Rosaleen McDonagh is a Traveller woman with a disability. Originally from Sligo, she is the fourth eldest in a family of twenty children. She worked in Pavee Point Traveller & Roma Centre for ten years managing the Violence Against Women programme, and remains a board member.

She is a regular contributor to The Irish Times and has written ostensibly within the framework of a Traveller feminist perspective. McDonagh’s work includes The Baby Doll Project, Stuck, She’s Not Mine, and Rings. Rings was performed at VAS in Washington in June 2010. McDonagh was shortlisted for the PJ O’ Connor radio play Awards 2010. While in the United States with Fishamble, Colum McCann, Booker Prize winner, gave her the rights to adapt his 2007 novel Zoli for stage. She has also been commissioned for RTE Radio 1, by Sunday Miscellany.
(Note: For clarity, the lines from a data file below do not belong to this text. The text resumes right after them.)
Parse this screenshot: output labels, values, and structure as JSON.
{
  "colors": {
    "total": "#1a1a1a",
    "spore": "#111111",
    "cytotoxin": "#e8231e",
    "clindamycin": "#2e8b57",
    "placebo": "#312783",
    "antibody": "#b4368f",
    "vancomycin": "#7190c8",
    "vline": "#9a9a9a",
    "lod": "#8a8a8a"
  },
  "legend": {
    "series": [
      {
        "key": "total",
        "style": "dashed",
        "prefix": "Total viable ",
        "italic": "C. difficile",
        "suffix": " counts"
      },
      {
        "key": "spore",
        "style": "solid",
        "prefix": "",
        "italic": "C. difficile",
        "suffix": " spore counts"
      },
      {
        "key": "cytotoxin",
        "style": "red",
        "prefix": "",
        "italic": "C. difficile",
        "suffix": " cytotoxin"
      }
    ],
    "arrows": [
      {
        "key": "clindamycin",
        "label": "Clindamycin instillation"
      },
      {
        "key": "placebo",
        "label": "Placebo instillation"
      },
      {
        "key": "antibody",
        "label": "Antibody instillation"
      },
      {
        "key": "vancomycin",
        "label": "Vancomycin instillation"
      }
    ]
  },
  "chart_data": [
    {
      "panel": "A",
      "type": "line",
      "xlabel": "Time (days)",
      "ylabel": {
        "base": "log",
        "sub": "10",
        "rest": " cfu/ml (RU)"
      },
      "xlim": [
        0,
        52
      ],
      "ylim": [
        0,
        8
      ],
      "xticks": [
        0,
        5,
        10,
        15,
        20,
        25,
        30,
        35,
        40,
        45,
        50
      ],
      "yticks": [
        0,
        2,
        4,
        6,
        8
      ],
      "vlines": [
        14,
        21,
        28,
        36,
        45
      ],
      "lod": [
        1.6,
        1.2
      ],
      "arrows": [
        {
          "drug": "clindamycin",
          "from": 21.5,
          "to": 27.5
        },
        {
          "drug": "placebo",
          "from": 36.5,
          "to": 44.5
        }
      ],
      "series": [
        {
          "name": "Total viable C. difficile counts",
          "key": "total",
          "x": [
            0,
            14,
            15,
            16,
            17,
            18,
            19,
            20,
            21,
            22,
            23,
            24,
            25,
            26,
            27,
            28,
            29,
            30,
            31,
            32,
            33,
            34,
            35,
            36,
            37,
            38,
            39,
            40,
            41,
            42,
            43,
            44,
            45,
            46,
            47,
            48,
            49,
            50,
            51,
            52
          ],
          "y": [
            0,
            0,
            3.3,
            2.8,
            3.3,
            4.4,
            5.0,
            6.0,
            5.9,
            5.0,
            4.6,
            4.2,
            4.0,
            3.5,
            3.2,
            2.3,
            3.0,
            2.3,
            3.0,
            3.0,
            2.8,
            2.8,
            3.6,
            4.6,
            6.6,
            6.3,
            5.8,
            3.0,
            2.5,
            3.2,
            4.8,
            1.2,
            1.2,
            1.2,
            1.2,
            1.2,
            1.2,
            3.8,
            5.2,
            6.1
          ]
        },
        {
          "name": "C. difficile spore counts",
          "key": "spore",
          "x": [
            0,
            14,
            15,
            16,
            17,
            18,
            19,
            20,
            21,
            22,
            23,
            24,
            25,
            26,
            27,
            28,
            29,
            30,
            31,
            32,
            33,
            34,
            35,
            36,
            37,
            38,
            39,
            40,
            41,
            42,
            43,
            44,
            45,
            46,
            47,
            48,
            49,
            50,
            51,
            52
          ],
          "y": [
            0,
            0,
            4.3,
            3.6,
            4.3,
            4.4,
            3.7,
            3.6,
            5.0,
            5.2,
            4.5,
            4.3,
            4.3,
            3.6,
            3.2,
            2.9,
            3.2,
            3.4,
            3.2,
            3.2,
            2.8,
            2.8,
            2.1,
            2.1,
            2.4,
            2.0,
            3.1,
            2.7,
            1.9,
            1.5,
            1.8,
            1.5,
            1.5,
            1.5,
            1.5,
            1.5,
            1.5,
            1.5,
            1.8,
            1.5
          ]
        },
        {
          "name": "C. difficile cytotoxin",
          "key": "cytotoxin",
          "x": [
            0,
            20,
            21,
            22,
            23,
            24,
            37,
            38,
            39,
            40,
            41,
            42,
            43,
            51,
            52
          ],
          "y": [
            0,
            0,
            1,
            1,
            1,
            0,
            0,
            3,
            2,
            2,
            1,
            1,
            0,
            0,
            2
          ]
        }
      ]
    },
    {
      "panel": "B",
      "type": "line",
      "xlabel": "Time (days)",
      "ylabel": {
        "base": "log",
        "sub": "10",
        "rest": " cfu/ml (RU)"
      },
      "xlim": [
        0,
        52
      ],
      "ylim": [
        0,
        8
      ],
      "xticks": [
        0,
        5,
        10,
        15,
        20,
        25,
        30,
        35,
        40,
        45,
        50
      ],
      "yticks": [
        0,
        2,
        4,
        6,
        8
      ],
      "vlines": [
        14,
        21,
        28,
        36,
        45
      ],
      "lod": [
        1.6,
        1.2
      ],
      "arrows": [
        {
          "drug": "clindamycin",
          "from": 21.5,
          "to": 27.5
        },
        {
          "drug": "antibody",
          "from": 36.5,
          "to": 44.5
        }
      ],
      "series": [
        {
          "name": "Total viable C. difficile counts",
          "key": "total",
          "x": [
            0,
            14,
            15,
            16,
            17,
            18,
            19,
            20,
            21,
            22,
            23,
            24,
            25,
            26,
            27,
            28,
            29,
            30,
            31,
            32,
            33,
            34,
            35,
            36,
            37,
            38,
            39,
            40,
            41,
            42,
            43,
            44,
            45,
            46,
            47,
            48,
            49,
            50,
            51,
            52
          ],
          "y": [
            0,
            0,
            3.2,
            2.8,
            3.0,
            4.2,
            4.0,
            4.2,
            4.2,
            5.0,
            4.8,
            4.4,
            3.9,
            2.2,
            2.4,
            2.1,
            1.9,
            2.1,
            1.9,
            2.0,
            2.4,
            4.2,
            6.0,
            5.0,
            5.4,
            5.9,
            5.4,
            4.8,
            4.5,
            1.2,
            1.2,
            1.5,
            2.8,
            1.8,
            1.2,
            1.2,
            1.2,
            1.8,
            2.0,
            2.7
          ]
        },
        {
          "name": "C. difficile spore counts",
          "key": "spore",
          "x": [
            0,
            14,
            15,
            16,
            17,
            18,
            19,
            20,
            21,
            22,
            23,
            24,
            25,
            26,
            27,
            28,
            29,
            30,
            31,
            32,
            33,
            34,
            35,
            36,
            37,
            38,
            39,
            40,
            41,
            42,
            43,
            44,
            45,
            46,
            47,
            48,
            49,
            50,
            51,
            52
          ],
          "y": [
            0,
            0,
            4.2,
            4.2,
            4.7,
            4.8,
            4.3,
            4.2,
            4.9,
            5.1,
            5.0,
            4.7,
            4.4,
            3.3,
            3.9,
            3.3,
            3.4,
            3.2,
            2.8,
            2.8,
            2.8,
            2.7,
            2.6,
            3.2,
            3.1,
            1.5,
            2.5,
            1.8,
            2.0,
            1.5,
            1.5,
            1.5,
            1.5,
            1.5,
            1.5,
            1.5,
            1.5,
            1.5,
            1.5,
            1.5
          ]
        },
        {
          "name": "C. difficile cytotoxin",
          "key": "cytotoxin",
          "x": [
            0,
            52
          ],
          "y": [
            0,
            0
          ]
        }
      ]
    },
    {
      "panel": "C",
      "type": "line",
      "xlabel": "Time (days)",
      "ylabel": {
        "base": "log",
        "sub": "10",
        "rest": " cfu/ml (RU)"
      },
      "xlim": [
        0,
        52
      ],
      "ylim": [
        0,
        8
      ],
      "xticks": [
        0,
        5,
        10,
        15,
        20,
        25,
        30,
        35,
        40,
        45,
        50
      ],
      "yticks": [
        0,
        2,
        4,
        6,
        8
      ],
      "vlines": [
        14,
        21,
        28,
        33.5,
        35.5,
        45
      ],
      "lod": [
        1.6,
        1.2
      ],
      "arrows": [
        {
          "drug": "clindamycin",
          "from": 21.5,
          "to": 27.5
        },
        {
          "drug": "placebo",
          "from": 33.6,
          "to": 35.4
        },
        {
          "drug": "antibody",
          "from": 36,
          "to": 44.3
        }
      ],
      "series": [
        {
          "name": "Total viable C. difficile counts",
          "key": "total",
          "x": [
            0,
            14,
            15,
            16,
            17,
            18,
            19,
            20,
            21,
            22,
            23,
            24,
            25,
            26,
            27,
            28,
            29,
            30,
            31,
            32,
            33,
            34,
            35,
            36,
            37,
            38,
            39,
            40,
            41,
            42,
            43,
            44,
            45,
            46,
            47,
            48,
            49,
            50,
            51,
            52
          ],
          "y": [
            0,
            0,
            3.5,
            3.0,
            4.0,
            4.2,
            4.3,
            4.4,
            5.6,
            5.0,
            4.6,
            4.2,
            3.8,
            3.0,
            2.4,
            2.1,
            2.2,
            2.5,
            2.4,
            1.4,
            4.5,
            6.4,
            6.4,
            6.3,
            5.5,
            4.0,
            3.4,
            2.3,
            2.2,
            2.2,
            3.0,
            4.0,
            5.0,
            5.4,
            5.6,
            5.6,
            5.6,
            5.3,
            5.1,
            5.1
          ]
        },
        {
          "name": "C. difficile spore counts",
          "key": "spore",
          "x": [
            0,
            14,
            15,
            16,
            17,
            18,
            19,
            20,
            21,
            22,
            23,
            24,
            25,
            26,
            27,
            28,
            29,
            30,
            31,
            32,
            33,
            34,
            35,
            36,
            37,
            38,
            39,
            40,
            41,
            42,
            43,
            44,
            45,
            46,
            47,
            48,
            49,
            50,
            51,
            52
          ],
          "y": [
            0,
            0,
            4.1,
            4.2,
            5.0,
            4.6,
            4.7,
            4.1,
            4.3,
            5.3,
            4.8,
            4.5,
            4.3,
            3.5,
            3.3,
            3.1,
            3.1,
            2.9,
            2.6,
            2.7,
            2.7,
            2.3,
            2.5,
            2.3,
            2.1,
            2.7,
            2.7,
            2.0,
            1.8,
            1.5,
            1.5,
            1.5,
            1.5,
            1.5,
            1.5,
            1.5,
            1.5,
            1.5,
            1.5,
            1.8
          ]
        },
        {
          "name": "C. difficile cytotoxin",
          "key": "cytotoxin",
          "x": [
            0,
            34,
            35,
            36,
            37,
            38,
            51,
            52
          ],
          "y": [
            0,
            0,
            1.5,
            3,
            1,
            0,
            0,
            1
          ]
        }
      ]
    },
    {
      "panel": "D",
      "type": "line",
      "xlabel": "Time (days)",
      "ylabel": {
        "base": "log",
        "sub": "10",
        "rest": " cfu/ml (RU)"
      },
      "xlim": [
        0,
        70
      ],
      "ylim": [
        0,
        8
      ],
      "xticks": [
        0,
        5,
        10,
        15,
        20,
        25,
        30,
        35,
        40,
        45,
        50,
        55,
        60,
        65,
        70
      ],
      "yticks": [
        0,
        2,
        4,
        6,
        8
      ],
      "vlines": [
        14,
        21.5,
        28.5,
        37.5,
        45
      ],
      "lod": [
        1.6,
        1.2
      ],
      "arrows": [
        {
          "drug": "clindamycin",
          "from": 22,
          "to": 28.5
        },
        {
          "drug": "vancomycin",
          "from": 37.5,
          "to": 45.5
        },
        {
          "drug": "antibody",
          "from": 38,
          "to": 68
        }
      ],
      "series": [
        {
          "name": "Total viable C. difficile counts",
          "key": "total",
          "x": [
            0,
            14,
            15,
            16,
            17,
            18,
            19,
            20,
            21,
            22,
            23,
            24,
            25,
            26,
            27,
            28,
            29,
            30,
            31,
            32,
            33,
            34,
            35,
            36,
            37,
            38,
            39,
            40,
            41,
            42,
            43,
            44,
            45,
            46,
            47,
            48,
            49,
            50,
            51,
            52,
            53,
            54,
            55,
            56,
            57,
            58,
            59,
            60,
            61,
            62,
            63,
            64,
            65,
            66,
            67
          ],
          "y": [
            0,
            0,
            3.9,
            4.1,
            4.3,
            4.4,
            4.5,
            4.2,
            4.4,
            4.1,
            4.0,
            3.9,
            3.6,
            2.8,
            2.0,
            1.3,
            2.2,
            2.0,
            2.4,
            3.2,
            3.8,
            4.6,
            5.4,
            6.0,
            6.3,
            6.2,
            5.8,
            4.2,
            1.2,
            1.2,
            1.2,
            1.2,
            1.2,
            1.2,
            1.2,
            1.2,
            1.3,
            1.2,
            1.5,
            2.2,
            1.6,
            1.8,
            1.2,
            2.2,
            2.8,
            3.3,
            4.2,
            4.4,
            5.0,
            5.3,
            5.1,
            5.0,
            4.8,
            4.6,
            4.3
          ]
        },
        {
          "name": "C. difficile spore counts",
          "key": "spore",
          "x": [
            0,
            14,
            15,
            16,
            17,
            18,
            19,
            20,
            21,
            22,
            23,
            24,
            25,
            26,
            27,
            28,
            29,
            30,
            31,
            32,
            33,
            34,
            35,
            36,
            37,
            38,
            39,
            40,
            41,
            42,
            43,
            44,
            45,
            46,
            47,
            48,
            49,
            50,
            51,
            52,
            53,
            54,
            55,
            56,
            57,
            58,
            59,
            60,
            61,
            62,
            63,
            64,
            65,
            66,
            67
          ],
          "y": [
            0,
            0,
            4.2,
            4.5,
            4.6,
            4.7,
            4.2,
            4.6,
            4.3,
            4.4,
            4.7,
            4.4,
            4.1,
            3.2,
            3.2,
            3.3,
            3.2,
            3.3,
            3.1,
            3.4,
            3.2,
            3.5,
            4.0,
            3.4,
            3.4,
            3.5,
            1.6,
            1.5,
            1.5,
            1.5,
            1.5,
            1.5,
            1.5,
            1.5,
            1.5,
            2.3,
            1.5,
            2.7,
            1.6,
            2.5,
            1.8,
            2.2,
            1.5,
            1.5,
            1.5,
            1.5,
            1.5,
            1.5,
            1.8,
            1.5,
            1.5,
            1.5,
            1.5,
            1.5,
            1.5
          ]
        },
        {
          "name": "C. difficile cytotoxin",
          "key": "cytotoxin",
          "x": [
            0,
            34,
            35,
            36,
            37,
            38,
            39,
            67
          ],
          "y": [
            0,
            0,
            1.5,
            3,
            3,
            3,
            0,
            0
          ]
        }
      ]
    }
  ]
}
In March 2012, Beat Him Like a Badger was selected by Fishamble to be part of the Tiny Plays for Ireland series. Also in 2012, McDonagh wrote a feature article in the Irish Times responding to Channel 4’s series My Big Fat Gypsy Wedding. During 2013 and 2014 she worked with Graeae Theatre on its WTP programme. As part of this project, she spent two weeks on attachment in The Royal Court Theatre. She has a BA in Biblical & Theological Studies, an MPhil in Ethnic & Racial Studies & an MPhil in Creative Writing, all from TCD.

She is currently a PhD candidate in Northumbria University. Her play ‘Mainstream’ was directed by Olivier award winner, Jim Culleton.